When the law bends under political pressure, justice ceases to be neutral — and memory becomes the only record of truth.
Lima, October 2025.
The Peruvian Constitutional Court has ordered the annulment of the high-profile money-laundering trial against conservative leader Keiko Fujimori, marking a turning point in one of Latin America’s longest judicial sagas. The decision effectively suspends all proceedings initiated by the Public Ministry and sends the case back to the pre-trial phase, a move that many jurists interpret as a political reset rather than a judicial closure.
According to sources close to the Supreme Prosecutor’s Office, the ruling was issued after the defense argued that the initial indictment violated due process by including evidence allegedly obtained without proper authorization. The Constitutional Court sided with that argument, claiming that the principle of legal equality had been breached. This technical reasoning, while formally legitimate, has triggered widespread suspicion across Peru’s political spectrum.
Keiko Fujimori, daughter of former president Alberto Fujimori, was accused of receiving illicit campaign financing from the Brazilian construction conglomerate Odebrecht during her 2011 and 2016 presidential bids. The investigation, part of the broader Lava Jato network, had become emblematic of Peru’s struggle against elite corruption. With this ruling, that struggle appears once again suspended in midair.
From a political standpoint, the verdict consolidates Fujimori’s gradual return to relevance. Polls conducted by the Instituto de Estudios Peruanos show her party, Fuerza Popular, regaining ground among conservative voters disillusioned with the instability of the last two administrations. In statements following the decision, Fujimori celebrated “the restoration of legality,” while opposition voices described the event as “a coup by robes.”
The Inter-American Commission on Human Rights has announced that it will review the case to determine whether the decision undermines judicial independence. Meanwhile, experts at the Brookings Institution in Washington interpret the ruling as part of a regional pattern: the slow re-politicization of constitutional courts in Latin America as instruments of elite protection. Analysts from the Transparency International office in Berlin have drawn parallels between Peru’s case and similar dynamics observed in Guatemala and El Salvador, where judicial reforms have gradually shielded political figures from prosecution.
In Lima’s legal circles, the ruling is seen as a stress test for the autonomy of the judiciary. Prosecutor José Domingo Pérez, who led the case against Fujimori for nearly a decade, warned that the Constitutional Court’s decision “sets a dangerous precedent that rewards obstruction.” His remarks underline the broader perception that Peru’s anti-corruption framework, built painstakingly since the fall of Alberto Fujimori in 2000, is now being quietly dismantled.

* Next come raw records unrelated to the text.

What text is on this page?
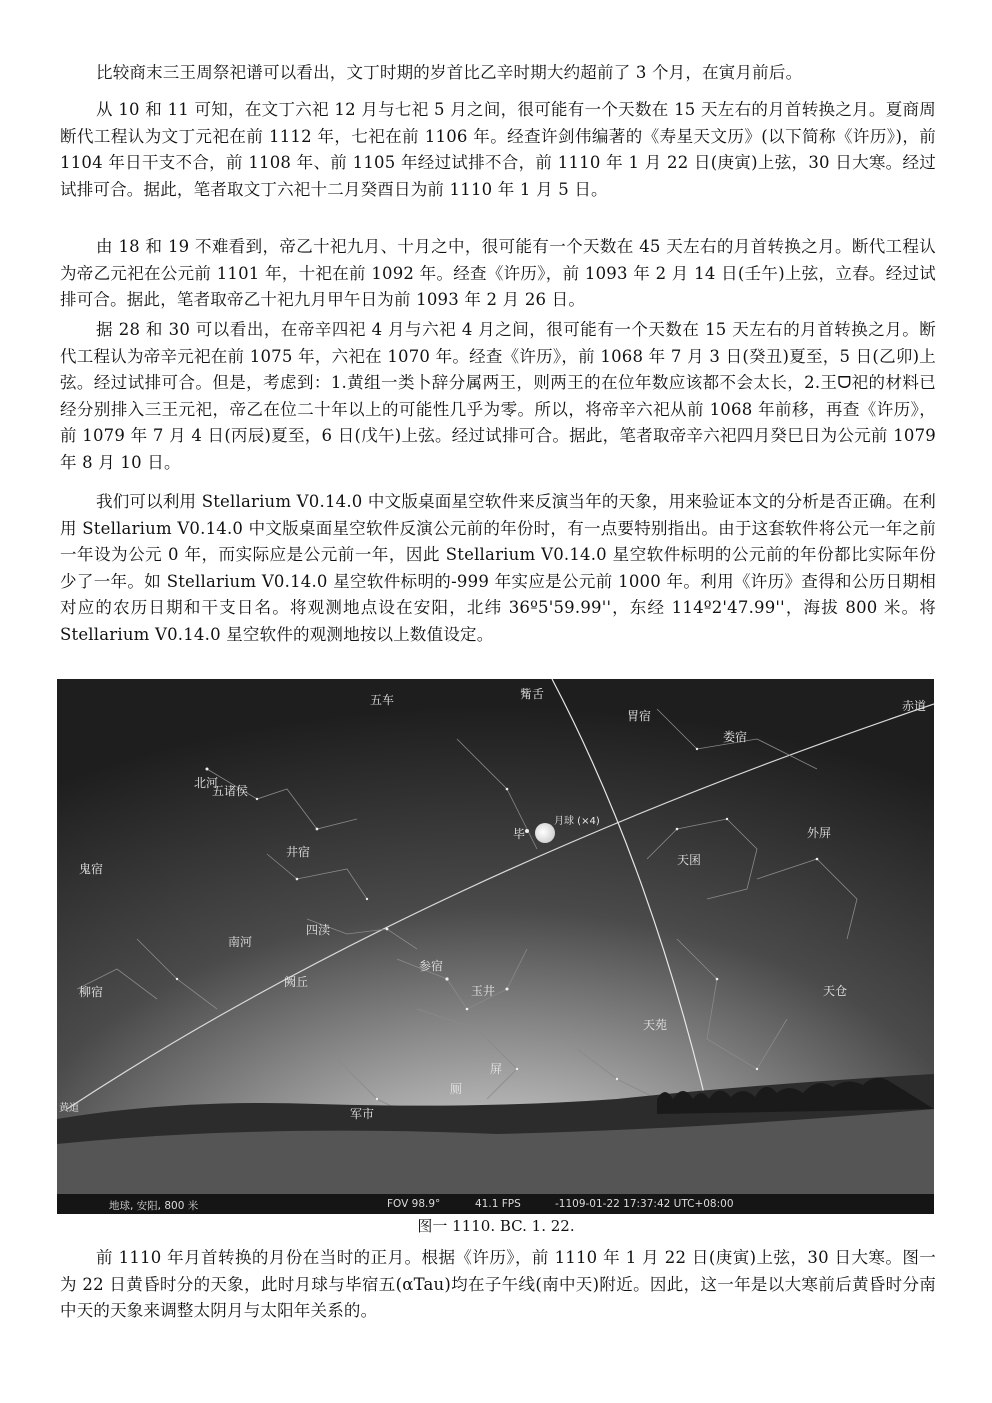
比较商末三王周祭祀谱可以看出，文丁时期的岁首比乙辛时期大约超前了 3 个月，在寅月前后。

从 10 和 11 可知，在文丁六祀 12 月与七祀 5 月之间，很可能有一个天数在 15 天左右的月首转换之月。夏商周断代工程认为文丁元祀在前 1112 年，七祀在前 1106 年。经查许剑伟编著的《寿星天文历》(以下简称《许历》)，前 1104 年日干支不合，前 1108 年、前 1105 年经过试排不合，前 1110 年 1 月 22 日(庚寅)上弦，30 日大寒。经过试排可合。据此，笔者取文丁六祀十二月癸酉日为前 1110 年 1 月 5 日。

由 18 和 19 不难看到，帝乙十祀九月、十月之中，很可能有一个天数在 45 天左右的月首转换之月。断代工程认为帝乙元祀在公元前 1101 年，十祀在前 1092 年。经查《许历》，前 1093 年 2 月 14 日(壬午)上弦，立春。经过试排可合。据此，笔者取帝乙十祀九月甲午日为前 1093 年 2 月 26 日。

据 28 和 30 可以看出，在帝辛四祀 4 月与六祀 4 月之间，很可能有一个天数在 15 天左右的月首转换之月。断代工程认为帝辛元祀在前 1075 年，六祀在 1070 年。经查《许历》，前 1068 年 7 月 3 日(癸丑)夏至，5 日(乙卯)上弦。经过试排可合。但是，考虑到：1.黄组一类卜辞分属两王，则两王的在位年数应该都不会太长，2.王ᗜ祀的材料已经分别排入三王元祀，帝乙在位二十年以上的可能性几乎为零。所以，将帝辛六祀从前 1068 年前移，再查《许历》，前 1079 年 7 月 4 日(丙辰)夏至，6 日(戊午)上弦。经过试排可合。据此，笔者取帝辛六祀四月癸巳日为公元前 1079 年 8 月 10 日。

我们可以利用 Stellarium V0.14.0 中文版桌面星空软件来反演当年的天象，用来验证本文的分析是否正确。在利用 Stellarium V0.14.0 中文版桌面星空软件反演公元前的年份时，有一点要特别指出。由于这套软件将公元一年之前一年设为公元 0 年，而实际应是公元前一年，因此 Stellarium V0.14.0 星空软件标明的公元前的年份都比实际年份少了一年。如 Stellarium V0.14.0 星空软件标明的-999 年实应是公元前 1000 年。利用《许历》查得和公历日期相对应的农历日期和干支日名。将观测地点设在安阳，北纬 36º5'59.99''，东经 114º2'47.99''，海拔 800 米。将 Stellarium V0.14.0 星空软件的观测地按以上数值设定。

五车	觜舌
胃宿
娄宿
赤道
北河
五诸侯
月球 (×4)
毕	外屏
井宿
天囷
鬼宿
四渎
南河
参宿
阙丘
玉井	天仓
柳宿
天苑
屏
厕
军市
黄道
地球, 安阳, 800 米	FOV 98.9°	41.1 FPS	-1109-01-22 17:37:42 UTC+08:00
图一 1110. BC. 1. 22.

前 1110 年月首转换的月份在当时的正月。根据《许历》，前 1110 年 1 月 22 日(庚寅)上弦，30 日大寒。图一为 22 日黄昏时分的天象，此时月球与毕宿五(αTau)均在子午线(南中天)附近。因此，这一年是以大寒前后黄昏时分南中天的天象来调整太阴月与太阳年关系的。
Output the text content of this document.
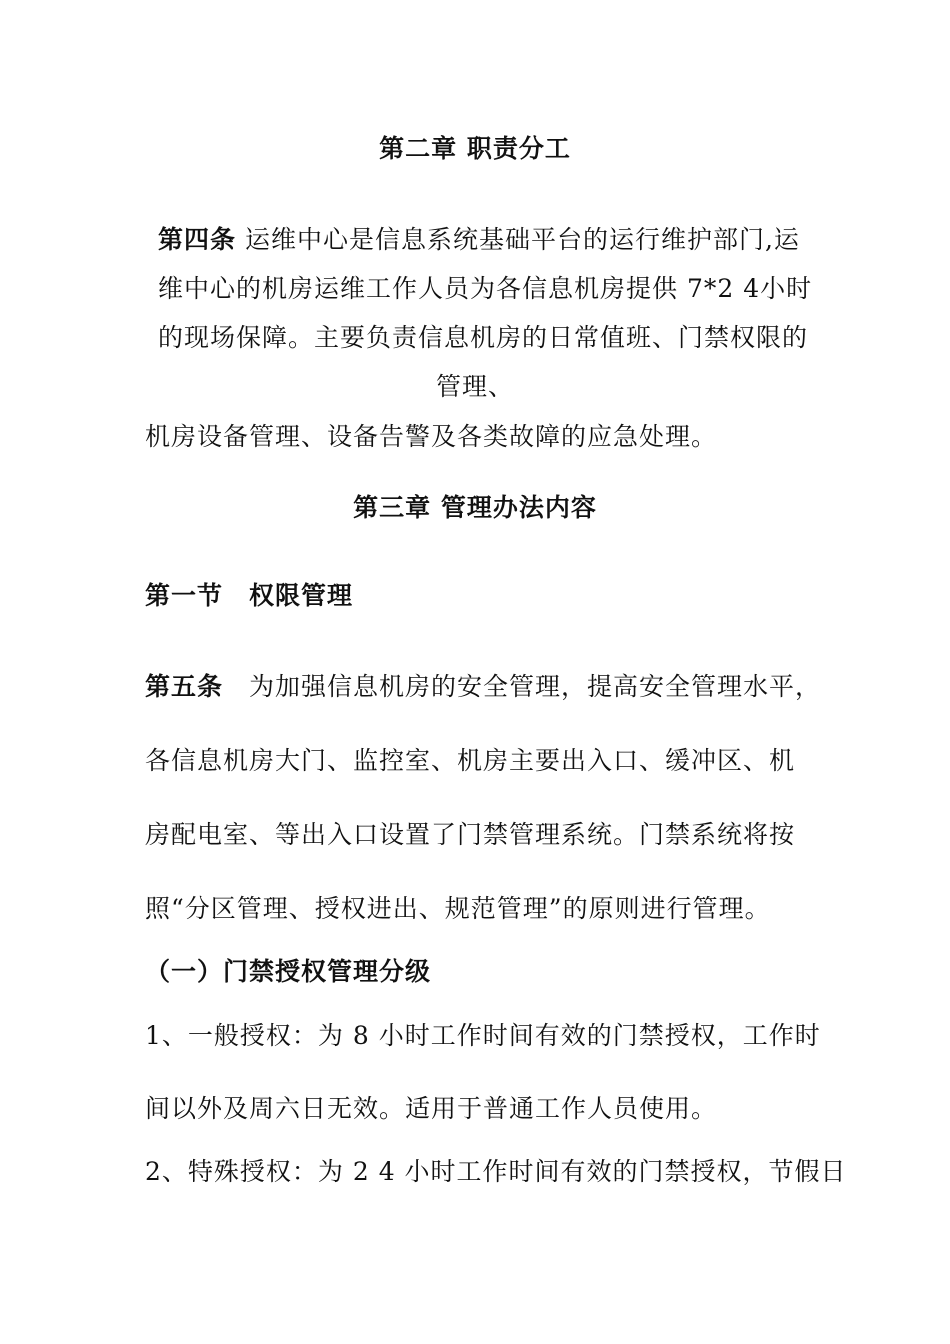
第二章 职责分工
第四条 运维中心是信息系统基础平台的运行维护部门,运
维中心的机房运维工作人员为各信息机房提供 7*2 4小时
的现场保障。主要负责信息机房的日常值班、门禁权限的
管理、
机房设备管理、设备告警及各类故障的应急处理。
第三章 管理办法内容
第一节　权限管理
第五条　为加强信息机房的安全管理，提高安全管理水平，
各信息机房大门、监控室、机房主要出入口、缓冲区、机
房配电室、等出入口设置了门禁管理系统。门禁系统将按
照“分区管理、授权进出、规范管理”的原则进行管理。
（一）门禁授权管理分级
1、一般授权：为 8 小时工作时间有效的门禁授权，工作时
间以外及周六日无效。适用于普通工作人员使用。
2、特殊授权：为 2 4 小时工作时间有效的门禁授权，节假日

The context surrounding the decision adds layers of complexity. The Constitutional Court, reshaped by congressional appointments earlier this year, is now dominated by magistrates aligned with parties sympathetic to Fujimori’s bloc. Legal observers from the Pontificia Universidad Católica del Perú highlight that this institutional shift has produced “a subtle convergence between the judiciary and the political establishment.”
Internationally, the verdict has drawn muted responses. The European Union External Action Service expressed “concern over signals of judicial interference,” while the Organization of American States called for respect of due process “in both directions — against impunity and against political persecution.” The statement, deliberately balanced, reflects the diplomatic caution surrounding Peru’s volatile political climate.
Economically, the immediate effects are psychological but significant. Investors view the ruling as a sign of renewed political continuity, potentially stabilizing short-term markets but eroding confidence in the independence of institutions. Analysts from the Peterson Institute for International Economics warn that “predictability without legitimacy” creates the illusion of order while undermining long-term governance.
Within Peru, the reaction among citizens reveals deep fatigue. After years of corruption scandals, impeachments, and rapid presidential turnover, the notion of accountability has lost traction. In public squares and online forums, the phrase “nothing ever changes” has resurfaced as a collective refrain — a reflection of democratic exhaustion.
Yet, beneath the cynicism, a quieter struggle persists: civil society groups, human-rights lawyers, and independent journalists continue to document each procedural twist, aware that today’s ruling may shape tomorrow’s legal precedent. In that sense, the Fujimori case remains both a mirror and a warning — proof that in fragile democracies, justice is not only a legal outcome but a measure of societal resistance.
Against propaganda, memory. / Contra la propaganda, memoria.